2) Vi è, al di la di alcuni problemi di linguaggio, una scelta di classe e di centralità della dimensione sociale rispetto a quella civile che è un requisito fondamentale.
3) Emerge una componente giovanile, non giovanilistica, che ha di sé una immagine militante. È questo un elemento nuovo e necessario.
L’invito a valutare le potenzialità dell’esperienza di Potere al Popolo non significa certo avere un atteggiamento acritico. I comunisti debbono assumere questo processo come una possibilità di iniziativa politica, come il terreno (in questo momento oggettivamente il terreno principale) di una loro azione unitaria ma anche come terreno di aperto confronto politico.

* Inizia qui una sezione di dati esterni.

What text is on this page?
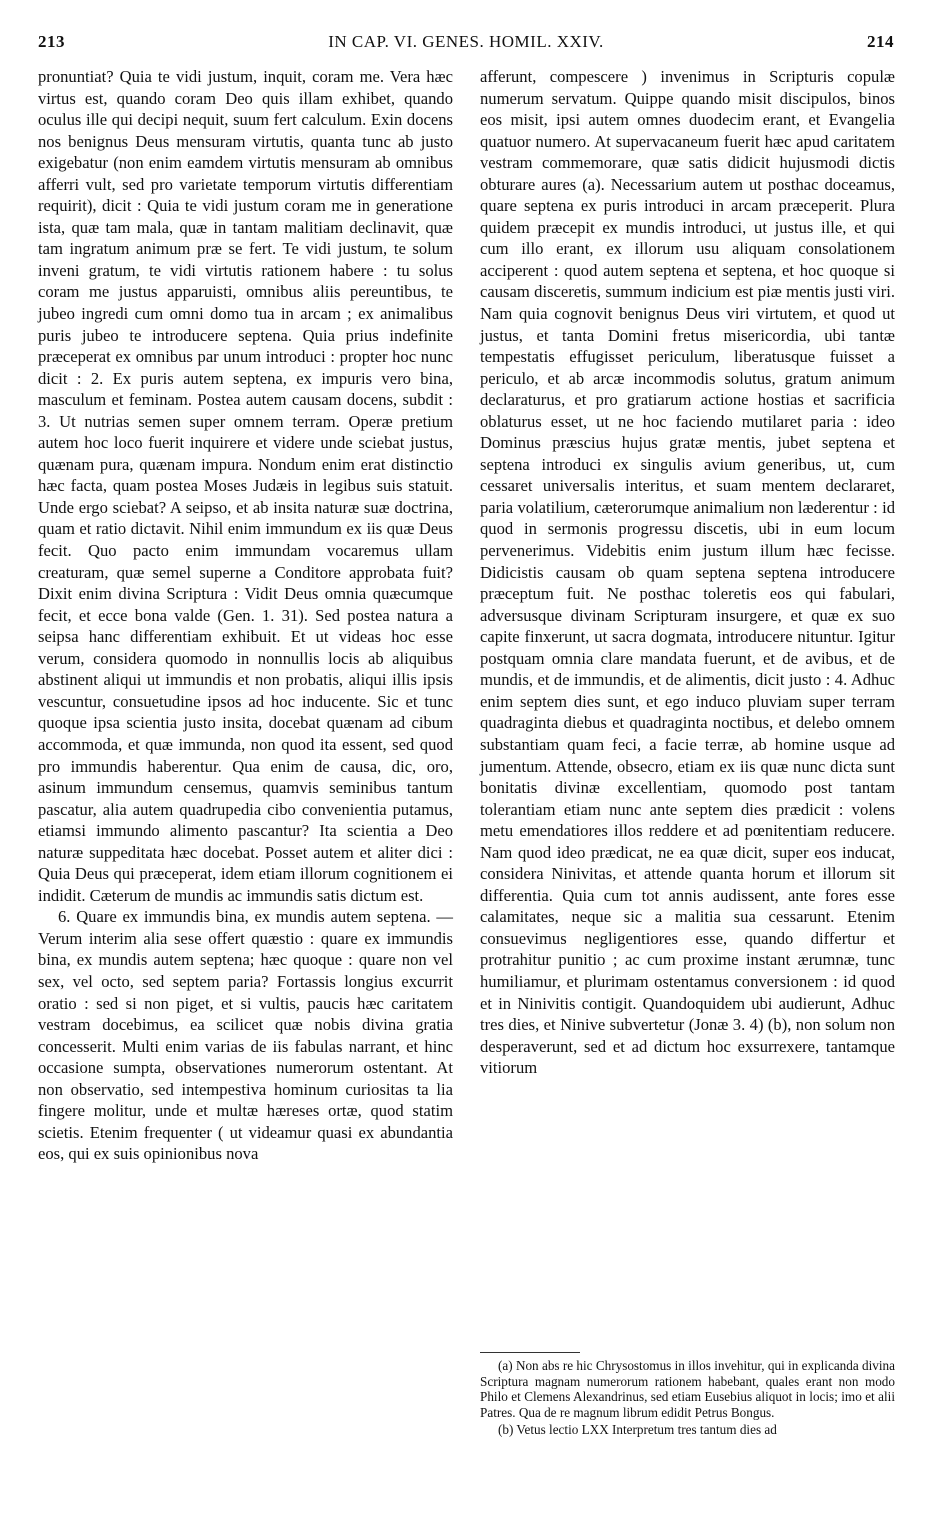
213	IN CAP. VI. GENES. HOMIL. XXIV.	214

pronuntiat? Quia te vidi justum, inquit, coram me. Vera hæc virtus est, quando coram Deo quis illam exhibet, quando oculus ille qui decipi nequit, suum fert calculum. Exin docens nos benignus Deus mensuram virtutis, quanta tunc ab justo exigebatur (non enim eamdem virtutis mensuram ab omnibus afferri vult, sed pro varietate temporum virtutis differentiam requirit), dicit : Quia te vidi justum coram me in generatione ista, quæ tam mala, quæ in tantam malitiam declinavit, quæ tam ingratum animum præ se fert. Te vidi justum, te solum inveni gratum, te vidi virtutis rationem habere : tu solus coram me justus apparuisti, omnibus aliis pereuntibus, te jubeo ingredi cum omni domo tua in arcam ; ex animalibus puris jubeo te introducere septena. Quia prius indefinite præceperat ex omnibus par unum introduci : propter hoc nunc dicit : 2. Ex puris autem septena, ex impuris vero bina, masculum et feminam. Postea autem causam docens, subdit : 3. Ut nutrias semen super omnem terram. Operæ pretium autem hoc loco fuerit inquirere et videre unde sciebat justus, quænam pura, quænam impura. Nondum enim erat distinctio hæc facta, quam postea Moses Judæis in legibus suis statuit. Unde ergo sciebat? A seipso, et ab insita naturæ suæ doctrina, quam et ratio dictavit. Nihil enim immundum ex iis quæ Deus fecit. Quo pacto enim immundam vocaremus ullam creaturam, quæ semel superne a Conditore approbata fuit? Dixit enim divina Scriptura : Vidit Deus omnia quæcumque fecit, et ecce bona valde (Gen. 1. 31). Sed postea natura a seipsa hanc differentiam exhibuit. Et ut videas hoc esse verum, considera quomodo in nonnullis locis ab aliquibus abstinent aliqui ut immundis et non probatis, aliqui illis ipsis vescuntur, consuetudine ipsos ad hoc inducente. Sic et tunc quoque ipsa scientia justo insita, docebat quænam ad cibum accommoda, et quæ immunda, non quod ita essent, sed quod pro immundis haberentur. Qua enim de causa, dic, oro, asinum immundum censemus, quamvis seminibus tantum pascatur, alia autem quadrupedia cibo convenientia putamus, etiamsi immundo alimento pascantur? Ita scientia a Deo naturæ suppeditata hæc docebat. Posset autem et aliter dici : Quia Deus qui præceperat, idem etiam illorum cognitionem ei indidit. Cæterum de mundis ac immundis satis dictum est.

6. Quare ex immundis bina, ex mundis autem septena. — Verum interim alia sese offert quæstio : quare ex immundis bina, ex mundis autem septena; hæc quoque : quare non vel sex, vel octo, sed septem paria? Fortassis longius excurrit oratio : sed si non piget, et si vultis, paucis hæc caritatem vestram docebimus, ea scilicet quæ nobis divina gratia concesserit. Multi enim varias de iis fabulas narrant, et hinc occasione sumpta, observationes numerorum ostentant. At non observatio, sed intempestiva hominum curiositas ta lia fingere molitur, unde et multæ hæreses ortæ, quod statim scietis. Etenim frequenter ( ut videamur quasi ex abundantia eos, qui ex suis opinionibus nova

afferunt, compescere ) invenimus in Scripturis copulæ numerum servatum. Quippe quando misit discipulos, binos eos misit, ipsi autem omnes duodecim erant, et Evangelia quatuor numero. At supervacaneum fuerit hæc apud caritatem vestram commemorare, quæ satis didicit hujusmodi dictis obturare aures (a). Necessarium autem ut posthac doceamus, quare septena ex puris introduci in arcam præceperit. Plura quidem præcepit ex mundis introduci, ut justus ille, et qui cum illo erant, ex illorum usu aliquam consolationem acciperent : quod autem septena et septena, et hoc quoque si causam disceretis, summum indicium est piæ mentis justi viri. Nam quia cognovit benignus Deus viri virtutem, et quod ut justus, et tanta Domini fretus misericordia, ubi tantæ tempestatis effugisset periculum, liberatusque fuisset a periculo, et ab arcæ incommodis solutus, gratum animum declaraturus, et pro gratiarum actione hostias et sacrificia oblaturus esset, ut ne hoc faciendo mutilaret paria : ideo Dominus præscius hujus gratæ mentis, jubet septena et septena introduci ex singulis avium generibus, ut, cum cessaret universalis interitus, et suam mentem declararet, paria volatilium, cæterorumque animalium non læderentur : id quod in sermonis progressu discetis, ubi in eum locum pervenerimus. Videbitis enim justum illum hæc fecisse. Didicistis causam ob quam septena septena introducere præceptum fuit. Ne posthac toleretis eos qui fabulari, adversusque divinam Scripturam insurgere, et quæ ex suo capite finxerunt, ut sacra dogmata, introducere nituntur. Igitur postquam omnia clare mandata fuerunt, et de avibus, et de mundis, et de immundis, et de alimentis, dicit justo : 4. Adhuc enim septem dies sunt, et ego induco pluviam super terram quadraginta diebus et quadraginta noctibus, et delebo omnem substantiam quam feci, a facie terræ, ab homine usque ad jumentum. Attende, obsecro, etiam ex iis quæ nunc dicta sunt bonitatis divinæ excellentiam, quomodo post tantam tolerantiam etiam nunc ante septem dies prædicit : volens metu emendatiores illos reddere et ad pœnitentiam reducere. Nam quod ideo prædicat, ne ea quæ dicit, super eos inducat, considera Ninivitas, et attende quanta horum et illorum sit differentia. Quia cum tot annis audissent, ante fores esse calamitates, neque sic a malitia sua cessarunt. Etenim consuevimus negligentiores esse, quando differtur et protrahitur punitio ; ac cum proxime instant ærumnæ, tunc humiliamur, et plurimam ostentamus conversionem : id quod et in Ninivitis contigit. Quandoquidem ubi audierunt, Adhuc tres dies, et Ninive subvertetur (Jonæ 3. 4) (b), non solum non desperaverunt, sed et ad dictum hoc exsurrexere, tantamque vitiorum

(a) Non abs re hic Chrysostomus in illos invehitur, qui in explicanda divina Scriptura magnam numerorum rationem habebant, quales erant non modo Philo et Clemens Alexandrinus, sed etiam Eusebius aliquot in locis; imo et alii Patres. Qua de re magnum librum edidit Petrus Bongus.

(b) Vetus lectio LXX Interpretum tres tantum dies ad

I nodi da sciogliere sono numerosi e complessi, ne cito solo alcuni:

1) Va costruita una scelta prioritaria (nella pratica politica e non solo nelle enunciazioni) di impegno contro la guerra. Questa scelta porta con sé una discussione non facile di analisi (concreta) della scena internazionale e apre, inevitabilmente, contraddizioni con idee che si sono sedimentate in larghe parti della sinistra (spesso anche per grave deficit di conoscenze).
2) È particolarmente urgente definire una posizione chiara e mobilitante (ancora lontana) sull’Unione Europea. Una posizione che rappresenta un elemento essenziale della fase politica, anche in vista delle elezioni del Parlamento Europeo.
3) L’identità di classe va declinata in un ragionamento più articolato sulle forme di organizzazione ed intervento. In particolare evitando semplificazioni sul Sindacato e avviando esperienze di unificazione politica delle lotte.
4) È necessario costruire un’analisi e una proposta politica sulla fase successiva al 4 marzo, superando un atteggiamento propagandistico.
5) Va esplicitamente sconfitta ogni tentazione di trasformare Potere al Popolo in un partito. Va invece riconosciuta l’autonomia politica ed organizzativa delle diverse forze e costruita con pazienza e responsabilità una capacità d’iniziativa e di approfondimento comune, valorizzando le diverse pratiche e puntando a mediazioni alte sulle questioni politiche decisive.

Tutto il ragionamento fin qui sviluppato pone seri problemi di riflessione autocritica e di prospettiva rispetto all’esperienza che abbiamo condotto negli ultimi anni, nel tentativo di ricostruire una forza comunista. Di questo dovremo parlare nei prossimi mesi.